# Dockerized ML API — Model Development Notebook

**Author:** Mike Ichikawa  
**Date:** January 2026

This notebook walks through the model development process for the anomaly detection ensemble:
exploring synthetic sensor data, comparing detector behaviors, and evaluating the ensemble.
The final model is serialized and served via FastAPI.

In [None]:
import sys
sys.path.insert(0, '..')

import numpy as np
import matplotlib.pyplot as plt
import seaborn as sns
from sklearn.ensemble import IsolationForest
from sklearn.neighbors import LocalOutlierFactor
from sklearn.preprocessing import StandardScaler
from sklearn.metrics import classification_report, f1_score
from sklearn.decomposition import PCA

from model.train import generate_data, ensemble_predict, N_FEATURES

plt.rcParams.update({'figure.facecolor': 'white', 'axes.grid': True, 'grid.alpha': 0.3})
print(f'N_FEATURES = {N_FEATURES}')

## 1. Synthetic Data Exploration

We generate 10,000 observations: 9,500 normal sensor readings and 500 anomalies (5% contamination).
Three types of anomalies are injected: extreme spikes, correlation breaks, and cluster drift.

In [None]:
X, y = generate_data(n_samples=10000, contamination=0.05)

print(f'Total samples: {len(X):,}')
print(f'Normal: {(y==0).sum():,} ({(y==0).mean():.1%})')
print(f'Anomaly: {(y==1).sum():,} ({(y==1).mean():.1%})')
print(f'Feature shape: {X.shape}')

# PCA to visualize 8D data in 2D
pca = PCA(n_components=2)
X_2d = pca.fit_transform(X)

fig, axes = plt.subplots(1, 2, figsize=(14, 6))
fig.suptitle('Synthetic Sensor Data — 2D PCA Projection')

# All data
ax = axes[0]
scatter = ax.scatter(X_2d[:, 0], X_2d[:, 1], c=y, cmap='RdYlGn_r',
                     alpha=0.4, s=8)
plt.colorbar(scatter, ax=ax, label='0=normal, 1=anomaly')
ax.set_title('Full Dataset (PCA)')
ax.set_xlabel('PC1')
ax.set_ylabel('PC2')

# Zoom to anomalies only
ax = axes[1]
ax.scatter(X_2d[y==0, 0], X_2d[y==0, 1], c='#2C7BB6', alpha=0.2, s=5, label='Normal')
ax.scatter(X_2d[y==1, 0], X_2d[y==1, 1], c='#D7191C', alpha=0.7, s=20, label='Anomaly', zorder=5)
ax.set_title('Anomalies Highlighted')
ax.set_xlabel('PC1')
ax.set_ylabel('PC2')
ax.legend()

plt.tight_layout()
plt.savefig('../model/artifacts/nb_data_pca.png', dpi=120, bbox_inches='tight')
plt.show()

print(f'Explained variance ratio: PC1={pca.explained_variance_ratio_[0]:.3f}, PC2={pca.explained_variance_ratio_[1]:.3f}')

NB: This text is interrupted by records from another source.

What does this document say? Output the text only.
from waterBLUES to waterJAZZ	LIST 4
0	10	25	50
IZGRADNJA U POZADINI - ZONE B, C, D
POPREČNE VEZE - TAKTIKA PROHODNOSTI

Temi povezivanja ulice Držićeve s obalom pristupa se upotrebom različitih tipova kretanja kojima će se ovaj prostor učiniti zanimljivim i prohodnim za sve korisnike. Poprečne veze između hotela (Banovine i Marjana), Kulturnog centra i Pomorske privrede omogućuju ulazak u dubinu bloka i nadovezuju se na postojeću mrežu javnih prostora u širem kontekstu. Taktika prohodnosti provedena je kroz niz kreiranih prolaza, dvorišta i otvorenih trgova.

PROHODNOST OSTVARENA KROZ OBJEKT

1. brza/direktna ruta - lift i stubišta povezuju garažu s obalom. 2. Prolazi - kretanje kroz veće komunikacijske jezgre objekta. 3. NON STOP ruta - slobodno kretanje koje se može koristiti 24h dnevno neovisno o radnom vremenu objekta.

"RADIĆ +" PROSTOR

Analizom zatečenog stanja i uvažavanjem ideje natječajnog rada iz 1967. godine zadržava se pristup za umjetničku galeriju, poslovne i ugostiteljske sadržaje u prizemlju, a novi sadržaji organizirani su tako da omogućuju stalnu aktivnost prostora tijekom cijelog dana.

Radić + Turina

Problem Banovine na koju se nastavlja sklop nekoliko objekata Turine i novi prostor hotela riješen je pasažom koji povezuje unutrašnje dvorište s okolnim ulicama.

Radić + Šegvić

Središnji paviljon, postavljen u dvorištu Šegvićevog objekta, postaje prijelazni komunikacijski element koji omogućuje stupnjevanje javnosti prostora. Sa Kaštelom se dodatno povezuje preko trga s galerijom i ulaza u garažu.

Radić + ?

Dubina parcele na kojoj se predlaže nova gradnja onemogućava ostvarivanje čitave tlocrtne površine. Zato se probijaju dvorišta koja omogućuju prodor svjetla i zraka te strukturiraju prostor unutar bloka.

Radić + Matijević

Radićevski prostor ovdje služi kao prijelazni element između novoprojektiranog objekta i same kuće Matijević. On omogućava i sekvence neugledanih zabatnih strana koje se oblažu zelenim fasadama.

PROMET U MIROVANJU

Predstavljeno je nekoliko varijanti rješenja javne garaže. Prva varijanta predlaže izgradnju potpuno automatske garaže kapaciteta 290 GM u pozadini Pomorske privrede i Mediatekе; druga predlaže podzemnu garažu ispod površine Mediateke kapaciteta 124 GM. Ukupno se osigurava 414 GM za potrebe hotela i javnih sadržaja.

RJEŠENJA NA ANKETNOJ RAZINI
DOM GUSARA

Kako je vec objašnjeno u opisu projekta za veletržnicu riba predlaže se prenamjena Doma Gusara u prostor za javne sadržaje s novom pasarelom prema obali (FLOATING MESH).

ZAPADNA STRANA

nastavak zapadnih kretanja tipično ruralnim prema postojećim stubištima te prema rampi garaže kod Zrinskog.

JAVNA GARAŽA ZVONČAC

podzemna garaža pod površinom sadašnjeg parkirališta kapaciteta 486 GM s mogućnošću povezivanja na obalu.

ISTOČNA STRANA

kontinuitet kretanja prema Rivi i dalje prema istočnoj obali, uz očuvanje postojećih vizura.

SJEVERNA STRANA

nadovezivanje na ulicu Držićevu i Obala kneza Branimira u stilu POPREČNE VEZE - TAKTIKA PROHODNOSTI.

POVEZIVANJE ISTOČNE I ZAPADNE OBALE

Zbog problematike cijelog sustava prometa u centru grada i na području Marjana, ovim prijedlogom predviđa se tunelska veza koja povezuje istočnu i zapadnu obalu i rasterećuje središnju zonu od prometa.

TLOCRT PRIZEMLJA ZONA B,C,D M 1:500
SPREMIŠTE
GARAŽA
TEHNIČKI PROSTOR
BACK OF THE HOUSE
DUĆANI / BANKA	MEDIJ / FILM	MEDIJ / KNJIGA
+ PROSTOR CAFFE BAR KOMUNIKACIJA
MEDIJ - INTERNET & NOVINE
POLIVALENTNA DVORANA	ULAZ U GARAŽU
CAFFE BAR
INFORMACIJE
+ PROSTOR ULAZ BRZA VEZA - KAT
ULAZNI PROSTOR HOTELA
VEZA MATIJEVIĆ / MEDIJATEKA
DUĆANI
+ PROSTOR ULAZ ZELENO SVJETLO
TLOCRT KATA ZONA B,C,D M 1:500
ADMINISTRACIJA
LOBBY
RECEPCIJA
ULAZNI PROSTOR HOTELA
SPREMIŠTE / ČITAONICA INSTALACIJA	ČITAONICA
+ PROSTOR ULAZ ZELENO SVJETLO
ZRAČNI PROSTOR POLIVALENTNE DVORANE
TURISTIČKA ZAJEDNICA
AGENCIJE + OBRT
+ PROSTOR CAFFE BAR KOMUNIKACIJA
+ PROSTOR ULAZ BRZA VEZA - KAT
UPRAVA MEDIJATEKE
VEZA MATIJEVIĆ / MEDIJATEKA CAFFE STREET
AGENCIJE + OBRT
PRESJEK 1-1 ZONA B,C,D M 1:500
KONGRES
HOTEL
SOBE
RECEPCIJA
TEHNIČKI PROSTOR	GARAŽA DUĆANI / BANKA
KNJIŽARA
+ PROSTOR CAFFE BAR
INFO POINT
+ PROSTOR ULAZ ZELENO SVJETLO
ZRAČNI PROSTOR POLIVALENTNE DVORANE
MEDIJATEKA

## 2. Individual Detector Comparison

Let's see how each detector performs independently before combining them.

In [None]:
X_train, X_test = X[:8000], X[8000:]
y_train, y_test = y[:8000], y[8000:]

# Train detectors
iforest = IsolationForest(n_estimators=200, contamination=0.05, random_state=42, n_jobs=-1)
iforest.fit(X_train)

lof = LocalOutlierFactor(n_neighbors=20, contamination=0.05, novelty=True, n_jobs=-1)
lof.fit(X_train)

scaler = StandardScaler().fit(X_train)

# Individual predictions
if_pred  = (iforest.predict(X_test) == -1).astype(int)
lof_pred = (lof.predict(X_test) == -1).astype(int)
z_pred   = (np.abs(scaler.transform(X_test)).max(axis=1) > 3.0).astype(int)
ens_pred = ((if_pred + lof_pred + z_pred) >= 2).astype(int)

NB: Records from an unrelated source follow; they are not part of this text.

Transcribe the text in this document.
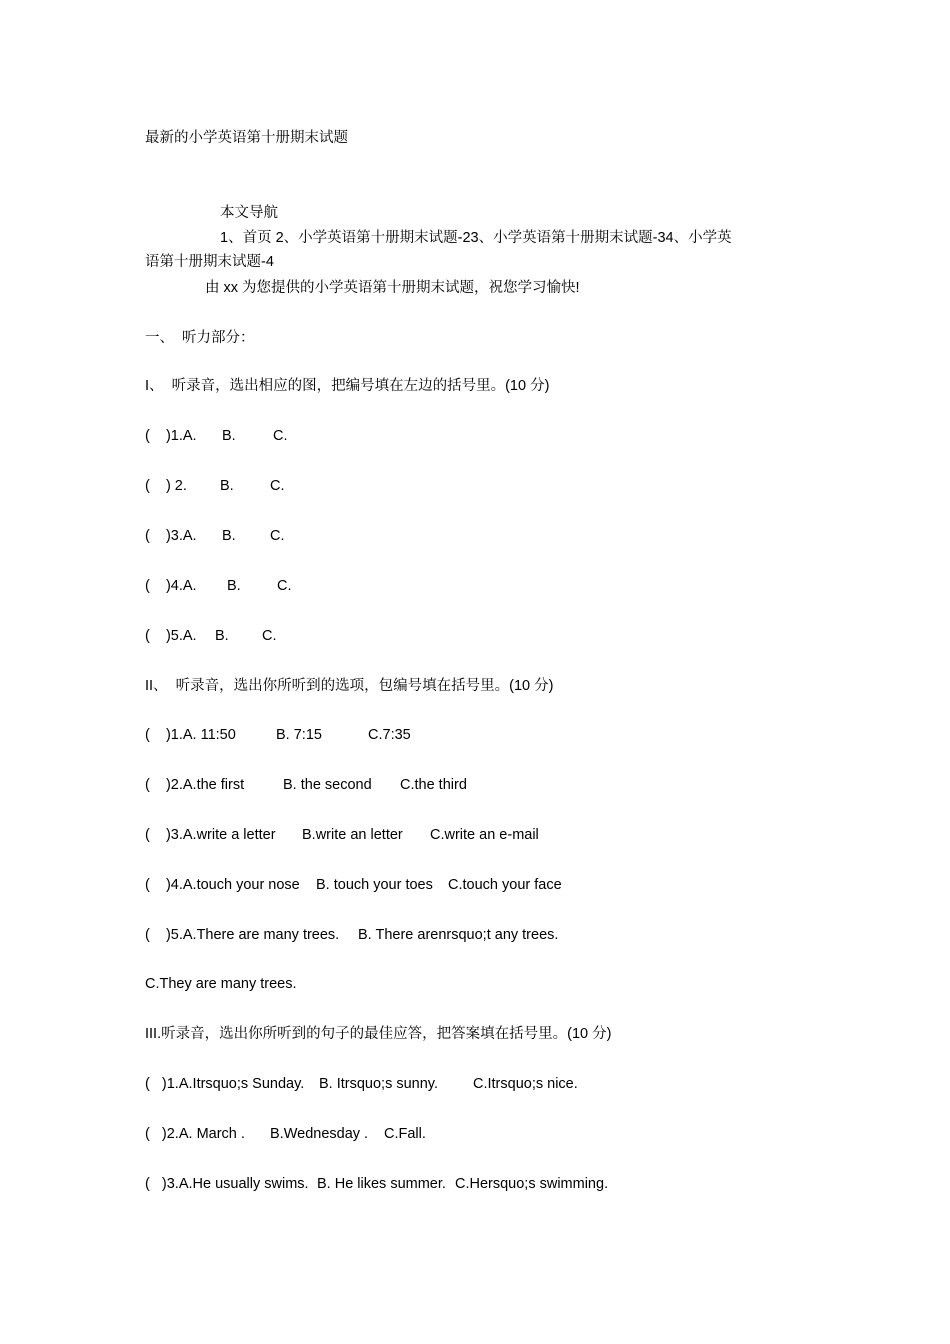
最新的小学英语第十册期末试题
本文导航
1、首页 2、小学英语第十册期末试题-23、小学英语第十册期末试题-34、小学英
语第十册期末试题-4
由 xx 为您提供的小学英语第十册期末试题，祝您学习愉快!
一、  听力部分：
I、  听录音，选出相应的图，把编号填在左边的括号里。(10 分)
(    )1.A.	B.	C.
(    ) 2.	B.	C.
(    )3.A.	B.	C.
(    )4.A.	B.	C.
(    )5.A.	B.	C.
II、  听录音，选出你所听到的选项，包编号填在括号里。(10 分)
(    )1.A. 11:50	B. 7:15	C.7:35
(    )2.A.the first	B. the second	C.the third
(    )3.A.write a letter	B.write an letter	C.write an e-mail
(    )4.A.touch your nose	B. touch your toes	C.touch your face
(    )5.A.There are many trees.	B. There arenrsquo;t any trees.
C.They are many trees.
III.听录音，选出你所听到的句子的最佳应答，把答案填在括号里。(10 分)
(   )1.A.Itrsquo;s Sunday.	B. Itrsquo;s sunny.	C.Itrsquo;s nice.
(   )2.A. March .	B.Wednesday .	C.Fall.
(   )3.A.He usually swims. B. He likes summer. C.Hersquo;s swimming.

print('Individual Detector Performance:')
print('='*60)
for name, pred in [('Isolation Forest', if_pred), ('LOF', lof_pred),
                    ('Z-score', z_pred), ('Ensemble (≥2 votes)', ens_pred)]:
    f1 = f1_score(y_test, pred)
    report = classification_report(y_test, pred, target_names=['normal','anomaly'],
                                   output_dict=True)
    p = report['anomaly']['precision']
    r = report['anomaly']['recall']
    print(f'{name:<25} F1={f1:.3f}  Prec={p:.3f}  Recall={r:.3f}')

In [None]:
# Score distributions: anomaly vs normal
if_scores_normal  = iforest.score_samples(X_test[y_test==0])
if_scores_anomaly = iforest.score_samples(X_test[y_test==1])

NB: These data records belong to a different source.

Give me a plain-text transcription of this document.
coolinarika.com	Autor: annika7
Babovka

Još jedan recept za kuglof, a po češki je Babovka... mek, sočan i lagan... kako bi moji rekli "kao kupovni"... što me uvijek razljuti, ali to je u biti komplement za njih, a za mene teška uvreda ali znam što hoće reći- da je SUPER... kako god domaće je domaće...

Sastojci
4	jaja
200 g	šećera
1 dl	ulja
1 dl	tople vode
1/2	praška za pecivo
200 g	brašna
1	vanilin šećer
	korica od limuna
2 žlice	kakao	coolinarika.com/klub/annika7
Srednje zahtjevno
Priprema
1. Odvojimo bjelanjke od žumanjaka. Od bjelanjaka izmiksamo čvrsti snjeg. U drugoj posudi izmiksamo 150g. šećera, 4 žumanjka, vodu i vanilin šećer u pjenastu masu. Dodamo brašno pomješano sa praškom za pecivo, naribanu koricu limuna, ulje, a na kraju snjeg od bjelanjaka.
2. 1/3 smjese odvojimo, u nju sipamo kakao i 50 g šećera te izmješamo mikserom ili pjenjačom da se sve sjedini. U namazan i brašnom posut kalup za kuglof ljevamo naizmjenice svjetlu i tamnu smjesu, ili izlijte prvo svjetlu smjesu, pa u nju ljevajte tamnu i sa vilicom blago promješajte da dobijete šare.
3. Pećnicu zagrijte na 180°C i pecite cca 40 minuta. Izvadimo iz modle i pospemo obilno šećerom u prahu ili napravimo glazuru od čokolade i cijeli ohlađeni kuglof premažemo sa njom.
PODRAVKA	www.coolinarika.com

fig, ax = plt.subplots(figsize=(10, 5))
ax.hist(if_scores_normal, bins=40, alpha=0.6, color='#2C7BB6',
        label=f'Normal (n={len(if_scores_normal)})', density=True)
ax.hist(if_scores_anomaly, bins=40, alpha=0.7, color='#D7191C',
        label=f'Anomaly (n={len(if_scores_anomaly)})', density=True)
ax.set_xlabel('Isolation Forest Anomaly Score (lower = more anomalous)')
ax.set_ylabel('Density')
ax.set_title('Isolation Forest Score Distribution: Normal vs. Anomaly')
ax.legend()
plt.tight_layout()
plt.savefig('../model/artifacts/nb_score_dist.png', dpi=120, bbox_inches='tight')
plt.show()

print(f'Normal mean score:  {if_scores_normal.mean():.4f} ± {if_scores_normal.std():.4f}')
print(f'Anomaly mean score: {if_scores_anomaly.mean():.4f} ± {if_scores_anomaly.std():.4f}')
print(f'Separation (Cohen d): {abs(if_scores_normal.mean() - if_scores_anomaly.mean()) / np.sqrt((if_scores_normal.std()**2 + if_scores_anomaly.std()**2)/2):.2f}')

## 3. Z-score Threshold Sensitivity

The Z-score detector has one tunable parameter: threshold. Let's find the optimal value.

In [None]:
models = {'isolation_forest': iforest, 'lof': lof, 'scaler': scaler}

thresholds = np.arange(1.5, 5.1, 0.25)
f1_scores = []

for t in thresholds:
    pred = ensemble_predict(models, X_test, z_threshold=t)
    f1_scores.append(f1_score(y_test, pred, zero_division=0))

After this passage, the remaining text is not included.